「この11年を顧みて・・・」

三井郡 友清 明

 6月の理事会が終わって「銷夏随想のテーマで県医報に寄稿の依頼がうちの医師会にきているので友清君にお願いする。」と丸山会長からお話があったときは思わず「えー、そんな−」と言ってしまいました。文才もないのでお断りしましたが、どうしてもと言うことでしぶしぶお受け致しました。
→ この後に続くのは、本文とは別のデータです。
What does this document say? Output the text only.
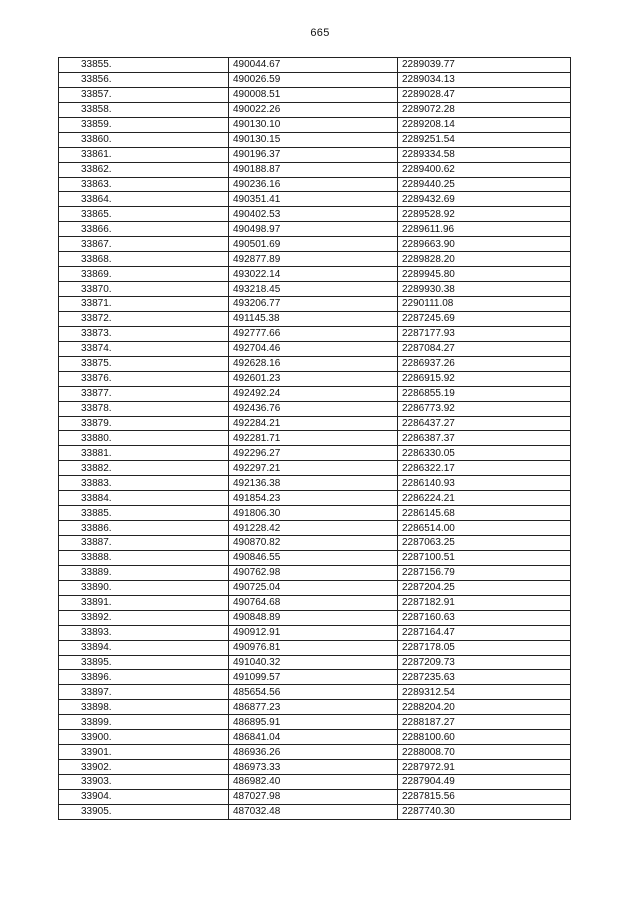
665
33855.	490044.67	2289039.77
33856.	490026.59	2289034.13
33857.	490008.51	2289028.47
33858.	490022.26	2289072.28
33859.	490130.10	2289208.14
33860.	490130.15	2289251.54
33861.	490196.37	2289334.58
33862.	490188.87	2289400.62
33863.	490236.16	2289440.25
33864.	490351.41	2289432.69
33865.	490402.53	2289528.92
33866.	490498.97	2289611.96
33867.	490501.69	2289663.90
33868.	492877.89	2289828.20
33869.	493022.14	2289945.80
33870.	493218.45	2289930.38
33871.	493206.77	2290111.08
33872.	491145.38	2287245.69
33873.	492777.66	2287177.93
33874.	492704.46	2287084.27
33875.	492628.16	2286937.26
33876.	492601.23	2286915.92
33877.	492492.24	2286855.19
33878.	492436.76	2286773.92
33879.	492284.21	2286437.27
33880.	492281.71	2286387.37
33881.	492296.27	2286330.05
33882.	492297.21	2286322.17
33883.	492136.38	2286140.93
33884.	491854.23	2286224.21
33885.	491806.30	2286145.68
33886.	491228.42	2286514.00
33887.	490870.82	2287063.25
33888.	490846.55	2287100.51
33889.	490762.98	2287156.79
33890.	490725.04	2287204.25
33891.	490764.68	2287182.91
33892.	490848.89	2287160.63
33893.	490912.91	2287164.47
33894.	490976.81	2287178.05
33895.	491040.32	2287209.73
33896.	491099.57	2287235.63
33897.	485654.56	2289312.54
33898.	486877.23	2288204.20
33899.	486895.91	2288187.27
33900.	486841.04	2288100.60
33901.	486936.26	2288008.70
33902.	486973.33	2287972.91
33903.	486982.40	2287904.49
33904.	487027.98	2287815.56
33905.	487032.48	2287740.30
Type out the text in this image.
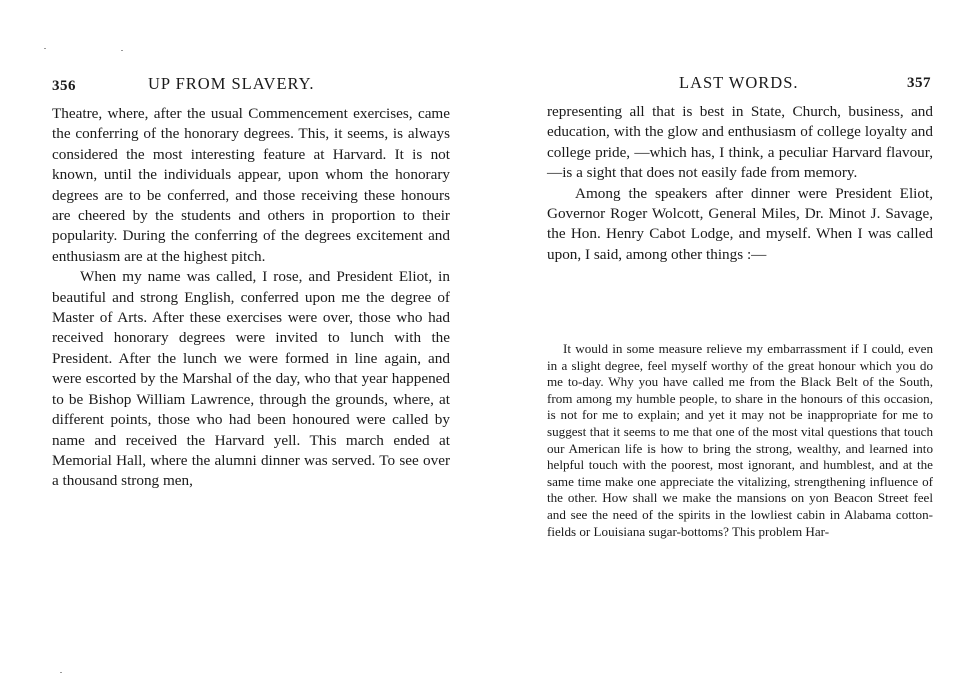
356	UP FROM SLAVERY.

Theatre, where, after the usual Commencement exercises, came the conferring of the honorary degrees. This, it seems, is always considered the most interesting feature at Harvard. It is not known, until the individuals appear, upon whom the honorary degrees are to be conferred, and those receiving these honours are cheered by the students and others in proportion to their popularity. During the conferring of the degrees excitement and enthusiasm are at the highest pitch.

When my name was called, I rose, and President Eliot, in beautiful and strong English, conferred upon me the degree of Master of Arts. After these exercises were over, those who had received honorary degrees were invited to lunch with the President. After the lunch we were formed in line again, and were escorted by the Marshal of the day, who that year happened to be Bishop William Lawrence, through the grounds, where, at different points, those who had been honoured were called by name and received the Harvard yell. This march ended at Memorial Hall, where the alumni dinner was served. To see over a thousand strong men,

LAST WORDS.	357

representing all that is best in State, Church, business, and education, with the glow and enthusiasm of college loyalty and college pride, —which has, I think, a peculiar Harvard flavour,—is a sight that does not easily fade from memory.

Among the speakers after dinner were President Eliot, Governor Roger Wolcott, General Miles, Dr. Minot J. Savage, the Hon. Henry Cabot Lodge, and myself. When I was called upon, I said, among other things :—

It would in some measure relieve my embarrassment if I could, even in a slight degree, feel myself worthy of the great honour which you do me to-day. Why you have called me from the Black Belt of the South, from among my humble people, to share in the honours of this occasion, is not for me to explain; and yet it may not be inappropriate for me to suggest that it seems to me that one of the most vital questions that touch our American life is how to bring the strong, wealthy, and learned into helpful touch with the poorest, most ignorant, and humblest, and at the same time make one appreciate the vitalizing, strengthening influence of the other. How shall we make the mansions on yon Beacon Street feel and see the need of the spirits in the lowliest cabin in Alabama cotton-fields or Louisiana sugar-bottoms? This problem Har-
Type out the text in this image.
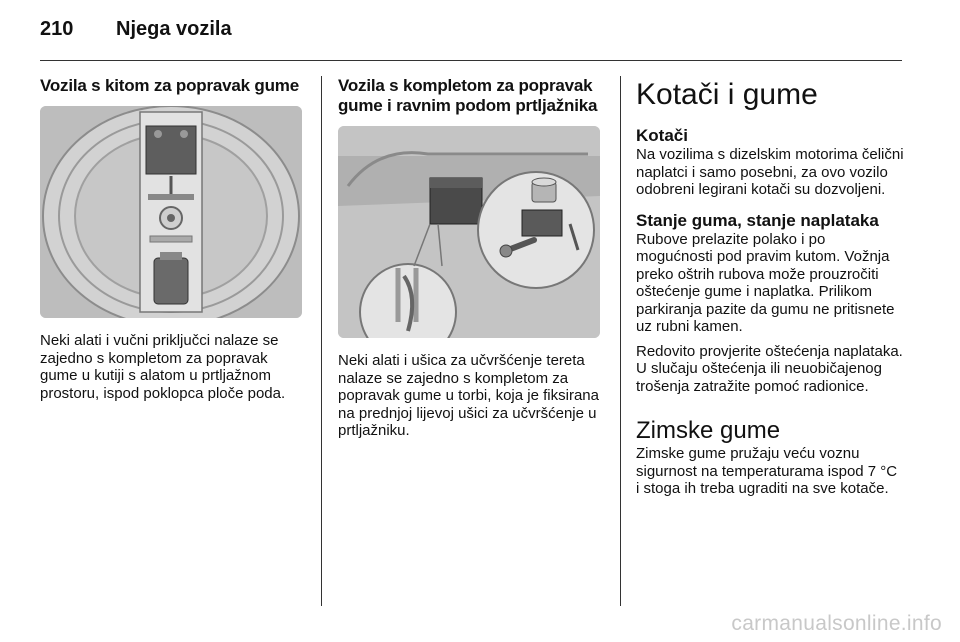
210 Njega vozila
Vozila s kitom za popravak gume

Neki alati i vučni priključci nalaze se zajedno s kompletom za popravak gume u kutiji s alatom u prtljažnom prostoru, ispod poklopca ploče poda.

Vozila s kompletom za popravak gume i ravnim podom prtljažnika

Neki alati i ušica za učvršćenje tereta nalaze se zajedno s kompletom za popravak gume u torbi, koja je fiksirana na prednjoj lijevoj ušici za učvršćenje u prtljažniku.

Kotači i gume
Kotači

Na vozilima s dizelskim motorima čelični naplatci i samo posebni, za ovo vozilo odobreni legirani kotači su dozvoljeni.

Stanje guma, stanje naplataka

Rubove prelazite polako i po mogućnosti pod pravim kutom. Vožnja preko oštrih rubova može prouzročiti oštećenje gume i naplatka. Prilikom parkiranja pazite da gumu ne pritisnete uz rubni kamen.

Redovito provjerite oštećenja naplataka. U slučaju oštećenja ili neuobičajenog trošenja zatražite pomoć radionice.

Zimske gume

Zimske gume pružaju veću voznu sigurnost na temperaturama ispod 7 °C i stoga ih treba ugraditi na sve kotače.

carmanualsonline.info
 「銷夏随想」?お恥ずかしい限りですが「銷夏」の意味を知りませんでした。早速辞書を引くと「暑さしのぎ」とありました。「消夏」とも書くようです。56年間生きてきてなんと学のないことでしょう。こんな私が書いた文章で果たして会員の皆様の銷夏になりますかどうか、はなはだ疑問に思いますが、どうかお許し願います。
 私が大刀洗診療所に赴任して12回目の夏を迎えました。平成4年春に当地に参りました時はまだ台風19号の爪痕があちこちに見られました。40代半ばでしたが、今年56歳を迎え、あっという間の11年でした。年相応といいますが、私の場合ただ馬齢を重ねるだけでちっとも成長してないようです。それでも赴任当時は中3、中1、小6だった3人の息子達もそれぞれ成人し、長男には今年3月末に長女が生まれ、私も終におじいちゃんになってしまいました。実はまだ孫とは写真でしか対面していません。この夏に家族で帰ってくる予定です。それまで楽しみはおあずけです。本当に待ち遠しくてなりません。
 私は特養の嘱託医をしていますが、特養の中で毎月句会が開かれています。私は句会への参加は一度もありませんが、投句を依頼されます。殆ど締め切り間近の付け焼刃の句が多いのですが、1句でも2旬でもできるだけ投稿するようにこころがけています。今年孫が生まれた後の4月、5月に作った句を紹介します。
「離れ住む孫見ぬままに春の月」「電話にて孫の様子や春の宵」「孫ほどの子に目の留まる風車」「春風に想ひ託して孫の元」「母の日や電話は孫の声なりし」これは俳句の先生に添削していただいたもので、元の句は「母の日や電話の向こうに孫の声」です。息子の嫁が電話をしてきた時に、受話器を通して孫の笑い声や泣き声、喃語が聞こえ思わず孫の名を呼んでしまいました。実は私は元の句の方が好きです。句としては未熟かもしれませんが、自分の素直な気持ちを表しているからです。
 たった17文字で、しかも季語を入れねばならず、上手く表現するのはなかなかむずかしいものです。奥深さを感じます。句会にも出ず、勉強もしないではこの先も上達することはないでしょうが、へぼな句でもできるだけ作っていこうと思います。